На обратном пути я направляюсь прямо через хребет, в основном ради того, чтобы подняться на вершину. Местность там становится такой крутой, что мне приходится падать и карабкаться на четвереньках сквозь серый лишайник, папоротник и перегной; моё дыхание становится всё чаще и отрывистее, лицо покрывается сосновой трухой и переливающейся пыльцой.
На вершине хребта я останавливаюсь, чтобы попить воды, чувствуя себя запыхавшейся и возбужденной. Разросшийся здесь болиголов выглядит как убитый великан, его ствол похож на мокрую черную губку. Там, где корневой клубок сильно вырвался из земли, я вижу три длинных царапины на земле и длинный след животного — возможно, горного льва. Когда я наклоняюсь, чтобы рассмотреть поближе, что-то мелькает на периферии моего зрения. Не животное, а какое-то сооружение. Убежище.
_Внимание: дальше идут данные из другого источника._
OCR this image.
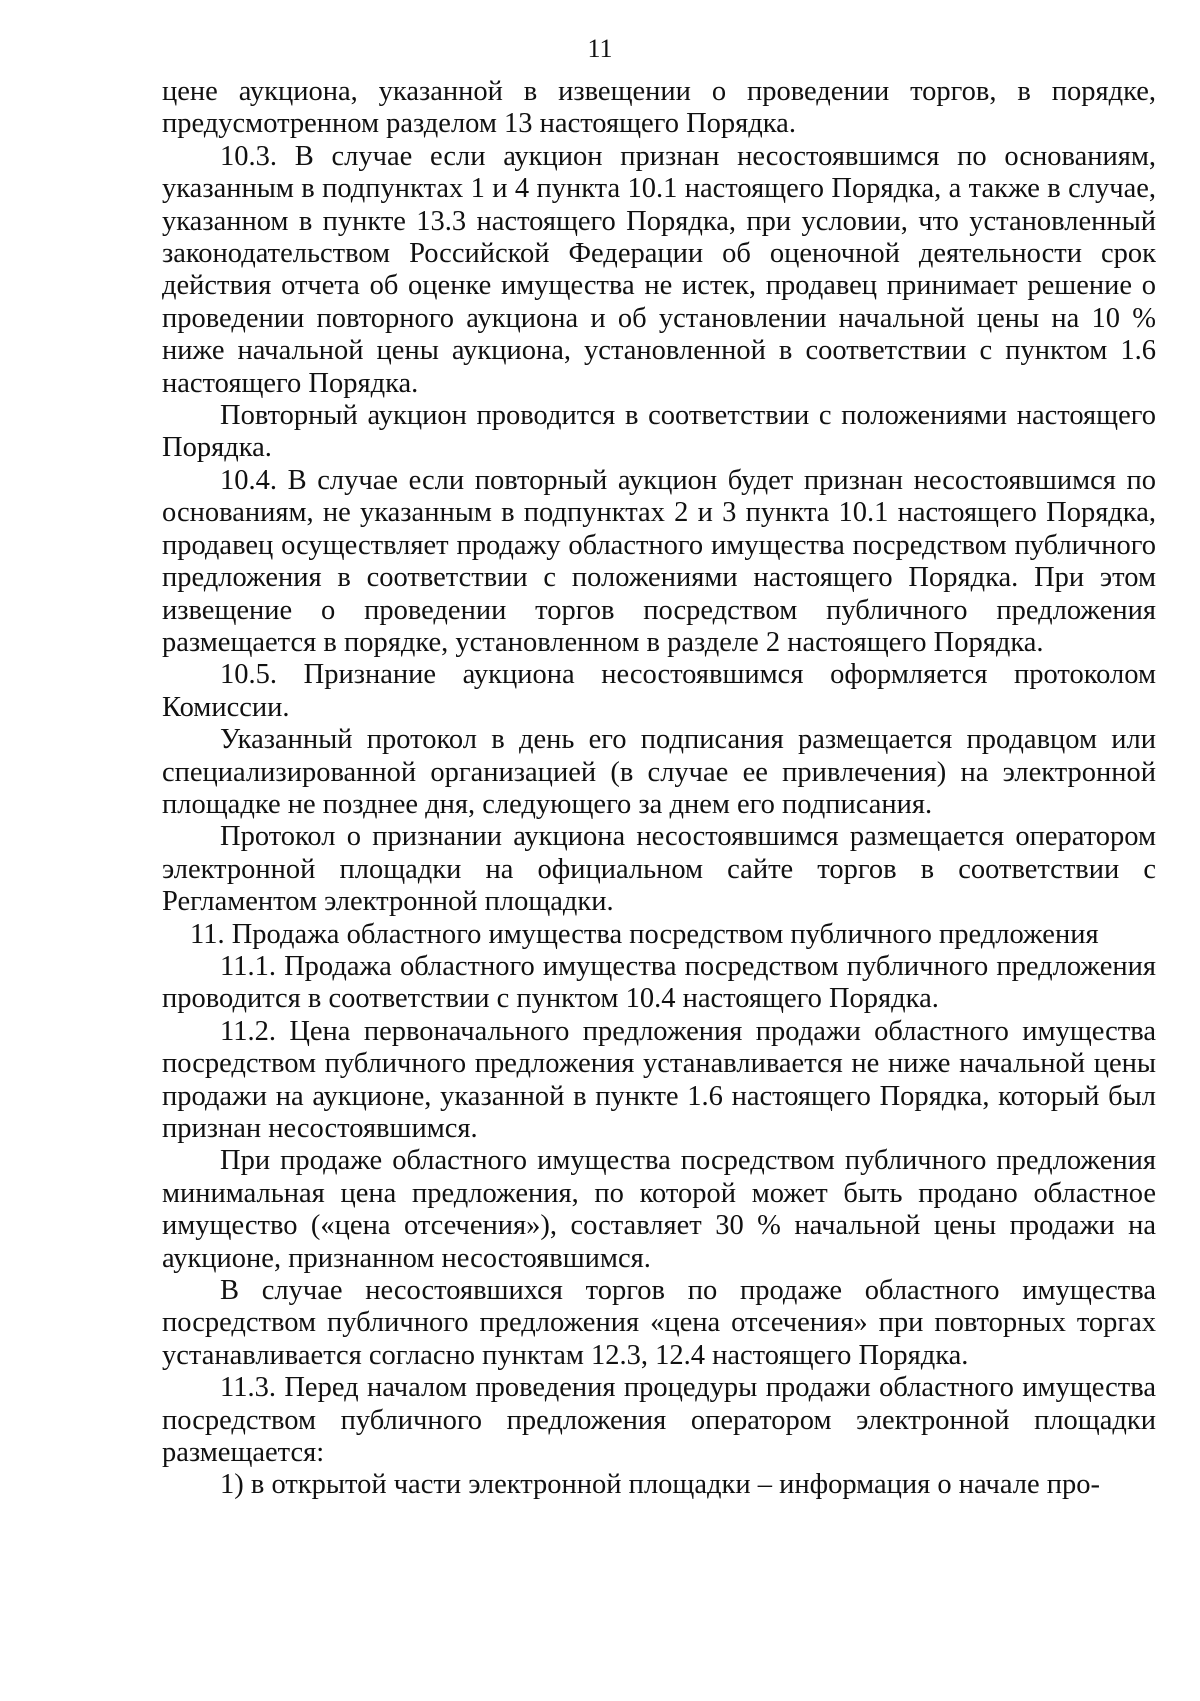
11

цене аукциона, указанной в извещении о проведении торгов, в порядке, предусмотренном разделом 13 настоящего Порядка.

10.3. В случае если аукцион признан несостоявшимся по основаниям, указанным в подпунктах 1 и 4 пункта 10.1 настоящего Порядка, а также в случае, указанном в пункте 13.3 настоящего Порядка, при условии, что установленный законодательством Российской Федерации об оценочной деятельности срок действия отчета об оценке имущества не истек, продавец принимает решение о проведении повторного аукциона и об установлении начальной цены на 10 % ниже начальной цены аукциона, установленной в соответствии с пунктом 1.6 настоящего Порядка.

Повторный аукцион проводится в соответствии с положениями настоящего Порядка.

10.4. В случае если повторный аукцион будет признан несостоявшимся по основаниям, не указанным в подпунктах 2 и 3 пункта 10.1 настоящего Порядка, продавец осуществляет продажу областного имущества посредством публичного предложения в соответствии с положениями настоящего Порядка. При этом извещение о проведении торгов посредством публичного предложения размещается в порядке, установленном в разделе 2 настоящего Порядка.

10.5. Признание аукциона несостоявшимся оформляется протоколом Комиссии.

Указанный протокол в день его подписания размещается продавцом или специализированной организацией (в случае ее привлечения) на электронной площадке не позднее дня, следующего за днем его подписания.

Протокол о признании аукциона несостоявшимся размещается оператором электронной площадки на официальном сайте торгов в соответствии с Регламентом электронной площадки.

11. Продажа областного имущества посредством публичного предложения

11.1. Продажа областного имущества посредством публичного предложения проводится в соответствии с пунктом 10.4 настоящего Порядка.

11.2. Цена первоначального предложения продажи областного имущества посредством публичного предложения устанавливается не ниже начальной цены продажи на аукционе, указанной в пункте 1.6 настоящего Порядка, который был признан несостоявшимся.

При продаже областного имущества посредством публичного предложения минимальная цена предложения, по которой может быть продано областное имущество («цена отсечения»), составляет 30 % начальной цены продажи на аукционе, признанном несостоявшимся.

В случае несостоявшихся торгов по продаже областного имущества посредством публичного предложения «цена отсечения» при повторных торгах устанавливается согласно пунктам 12.3, 12.4 настоящего Порядка.

11.3. Перед началом проведения процедуры продажи областного имущества посредством публичного предложения оператором электронной площадки размещается:

1) в открытой части электронной площадки – информация о начале про-
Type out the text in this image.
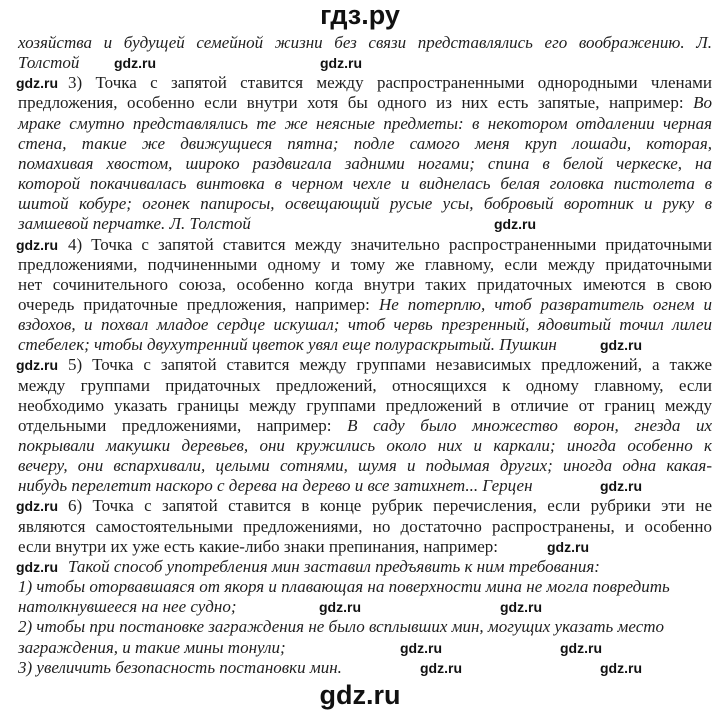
гдз.ру
хозяйства и будущей семейной жизни без связи представлялись его воображению. Л.
Толстой
3) Точка с запятой ставится между распространенными однородными членами
предложения, особенно если внутри хотя бы одного из них есть запятые, например: Во
мраке смутно представлялись те же неясные предметы: в некотором отдалении черная
стена, такие же движущиеся пятна; подле самого меня круп лошади, которая,
помахивая хвостом, широко раздвигала задними ногами; спина в белой черкеске, на
которой покачивалась винтовка в черном чехле и виднелась белая головка пистолета в
шитой кобуре; огонек папиросы, освещающий русые усы, бобровый воротник и руку в
замшевой перчатке. Л. Толстой
4) Точка с запятой ставится между значительно распространенными придаточными
предложениями, подчиненными одному и тому же главному, если между придаточными
нет сочинительного союза, особенно когда внутри таких придаточных имеются в свою
очередь придаточные предложения, например: Не потерплю, чтоб развратитель огнем и
вздохов, и похвал младое сердце искушал; чтоб червь презренный, ядовитый точил лилеи
стебелек; чтобы двухутренний цветок увял еще полураскрытый. Пушкин
5) Точка с запятой ставится между группами независимых предложений, а также
между группами придаточных предложений, относящихся к одному главному, если
необходимо указать границы между группами предложений в отличие от границ между
отдельными предложениями, например: В саду было множество ворон, гнезда их
покрывали макушки деревьев, они кружились около них и каркали; иногда особенно к
вечеру, они вспархивали, целыми сотнями, шумя и подымая других; иногда одна какая-
нибудь перелетит наскоро с дерева на дерево и все затихнет... Герцен
6) Точка с запятой ставится в конце рубрик перечисления, если рубрики эти не
являются самостоятельными предложениями, но достаточно распространены, и особенно
если внутри их уже есть какие-либо знаки препинания, например:
Такой способ употребления мин заставил предъявить к ним требования:
1) чтобы оторвавшаяся от якоря и плавающая на поверхности мина не могла повредить
натолкнувшееся на нее судно;
2) чтобы при постановке заграждения не было всплывших мин, могущих указать место
заграждения, и такие мины тонули;
3) увеличить безопасность постановки мин.
gdz.ru	gdz.ru
gdz.ru
gdz.ru
gdz.ru
gdz.ru
gdz.ru
gdz.ru
gdz.ru
gdz.ru
gdz.ru
gdz.ru	gdz.ru
gdz.ru	gdz.ru
gdz.ru	gdz.ru
gdz.ru
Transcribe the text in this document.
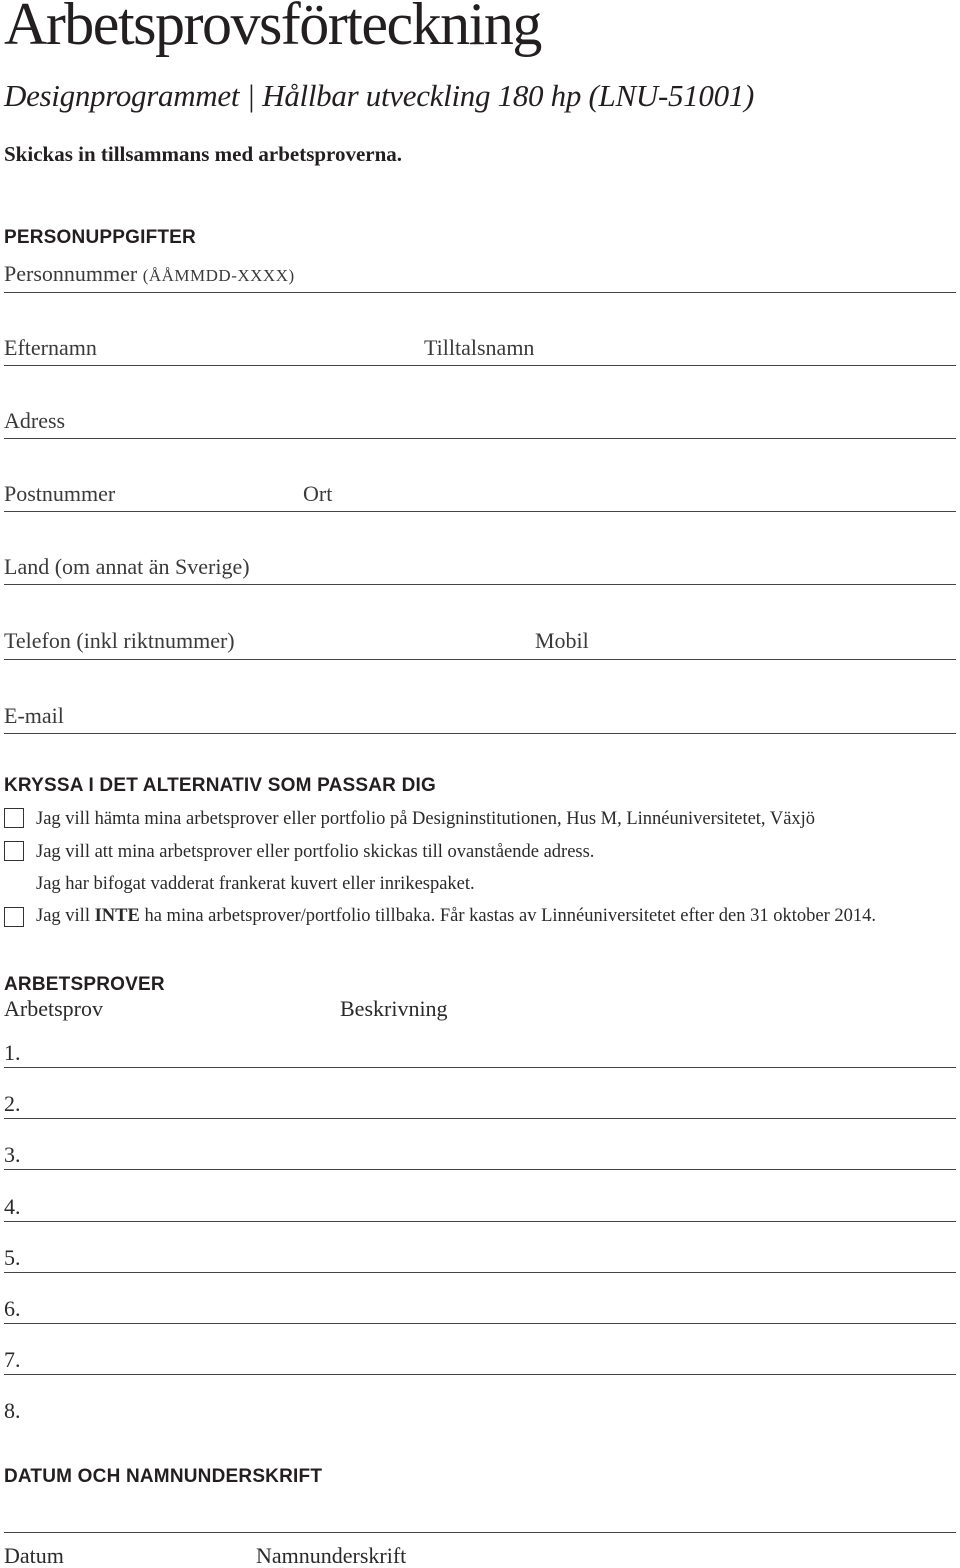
Arbetsprovsförteckning
Designprogrammet | Hållbar utveckling 180 hp (LNU-51001)
Skickas in tillsammans med arbetsproverna.
PERSONUPPGIFTER
Personnummer (ÅÅMMDD-XXXX)
Efternamn	Tilltalsnamn
Adress
Postnummer	Ort
Land (om annat än Sverige)
Telefon (inkl riktnummer)	Mobil
E-mail
KRYSSA I DET ALTERNATIV SOM PASSAR DIG
Jag vill hämta mina arbetsprover eller portfolio på Designinstitutionen, Hus M, Linnéuniversitetet, Växjö
Jag vill att mina arbetsprover eller portfolio skickas till ovanstående adress.
Jag har bifogat vadderat frankerat kuvert eller inrikespaket.
Jag vill INTE ha mina arbetsprover/portfolio tillbaka. Får kastas av Linnéuniversitetet efter den 31 oktober 2014.
ARBETSPROVER
Arbetsprov	Beskrivning
1.
2.
3.
4.
5.
6.
7.
8.
DATUM OCH NAMNUNDERSKRIFT
Datum	Namnunderskrift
Хотя солнце начало садиться и холодок поселился у меня между лопатками, я все равно спускаюсь с холма, слишком любопытная, чтобы не посмотреть поближе. Мне приходится откинуться назад на пятки, чтобы сохранить равновесие при падении. Почва мягкая и полна валежника. Сухой папоротник жжет руки и хлещет по джинсам, но, наконец, я добираюсь до небольшого участка. Кто-то устроил охотничий схрон, похожий на тот, что нарисованы в путеводителе по дикой природе, прислонив двухметровый шест к ободранной дугласовой ели, а затем через определенные промежутки натянул на него проволочные петли. Вокруг основания ели на хвое и траве видны следы вытаптывания — усилия, затраченные на установку силков из раза в раз. Очень эффективное место убийства, даже элегантное. Тот, кто его построил, точно знает, что делает, и питается очень, очень хорошо.
Убежище демонстрирует тот же уровень сложности и вызывает у меня едва уловимые тревожные звоночки. Это похоже не на хижину охотника, а на конусообразное сооружение, которое напоминает мне исторические фотографии, которые я видела у коренных народов вроде помо. Они расселились небольшими группами по всей Северной Калифорнии за сотни лет до появления европейцев, и их дома выглядели примерно так: закругленные у основания с шестами, поддерживающими угловые стены, связанные вместе тростником и покрытые корой красного дерева и древесиной.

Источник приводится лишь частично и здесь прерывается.